Oireachtas Joint and Select Committees

Tuesday, 5 November 2019

Public Accounts Committee

2018 Annual Report of the Accounts of the Public Services
Chapter 9 - Greenhouse Gas-Related Financial Transactions: Discussion

8:40 pm

Photo of Seán FlemingSeán Fleming (Laois, Fianna Fail) | Oireachtas source

I would like to concentrate on a CSO paper, Fossil Fuel and Similar Subsidies 2012-2016, for a couple of minutes before we finish up. This is one of the reasons I wanted to talk here. The Revenue Commissioners have given us some information about the collection of carbon taxes. The last figure I saw was for 2018. When officials from Revenue come in, we will ask them for an update. I suppose I am putting on the record what was collected. We have had a general discussion.
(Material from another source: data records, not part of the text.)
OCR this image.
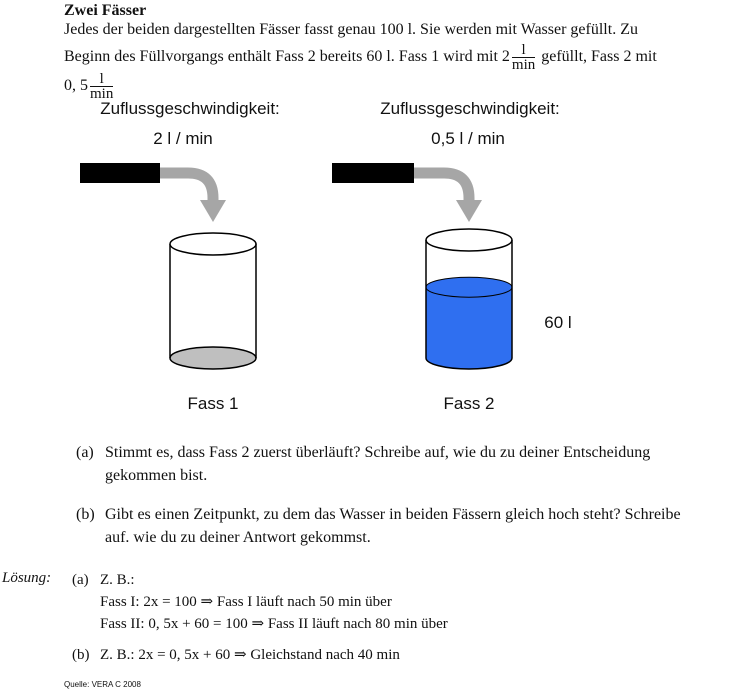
Zwei Fässer
Jedes der beiden dargestellten Fässer fasst genau 100 l. Sie werden mit Wasser gefüllt. Zu
Beginn des Füllvorgangs enthält Fass 2 bereits 60 l. Fass 1 wird mit $2 \frac{l}{\min}$ gefüllt, Fass 2 mit
0, $5 \frac{l}{\min}$
Zuflussgeschwindigkeit:
2 l / min
Fass 1
Zuflussgeschwindigkeit:
0,5 l / min
Fass 2
60 l
(a) Stimmt es, dass Fass 2 zuerst überläuft? Schreibe auf, wie du zu deiner Entscheidung
gekommen bist.
(b) Gibt es einen Zeitpunkt, zu dem das Wasser in beiden Fässern gleich hoch steht? Schreibe
auf. wie du zu deiner Antwort gekommst.
Lösung: (a) Z. B.:
Fass I: 2x = 100 ⇒ Fass I läuft nach 50 min über
Fass II: 0, 5x + 60 = 100 ⇒ Fass II läuft nach 80 min über
(b) Z. B.: 2x = 0, 5x + 60 ⇒ Gleichstand nach 40 min
Quelle: VERA C 2008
Part of it comes back to whether the revenue collected from carbon tax is being spent to meet the required targets. The job of this committee is to examine where the money that is collected is being spent. That is kind of where we are at. I know there are climate plans, etc., but that is probably for another committee. The figures here are quite small. I want to put them on the public record so people will know them. In 2018, approximately 40% of carbon tax receipts - €182 million - came from auto diesel. Carbon tax receipts from petrol were €48 million. There were receipts from aviation and gasoline as well. They were the principal items which seemed to be a big element of the total carbon tax collected.

We want to address how carbon taxes are used. We are very taken with the report that has been published by the CSO. I want to read from it. As it was written by the witnesses, they will be familiar with it. I want to help the people who are listening by putting this on the public record. According to the report in question, "The OECD has undertaken a considerable amount of work on potentially environmentally damaging subsidies". This is one of the reasons we are here now. The Committee of Public Accounts wants to talk about this particular topic. We spoke about the emissions trading system at previous meetings. Under the heading of "CSO Methodology", the report makes it clear that "A subsidy is classified as a potentially environmentally damaging subsidy if it is likely to incentivise behaviour that could be damaging to the environment irrespective of its importance for other policy purposes" such as social policies and other policies. The report continues:

Examples of such subsidies include providing fossil fuels at lower prices to certain industries and providing fuel allowances to households to alleviate fuel poverty. Providing fuels at a subsidised price may result in increased emissions through unnecessary use of such fuels. An alternative to household fuel allowances is refurbishment of the property through improved attic, wall, floor, and window insulation. Those measures would greatly reduce the amount of energy required to heat a dwelling as well as resulting in much improved heat retention.

This is one of the issues we want to focus on. The report includes a commentary on the various damaging subsidies. In 2016, €2.5 billion was provided for fossil fuel supports. I ask the witnesses to explain what that involves. Does it involve VAT refunds on fuel? What does it involve?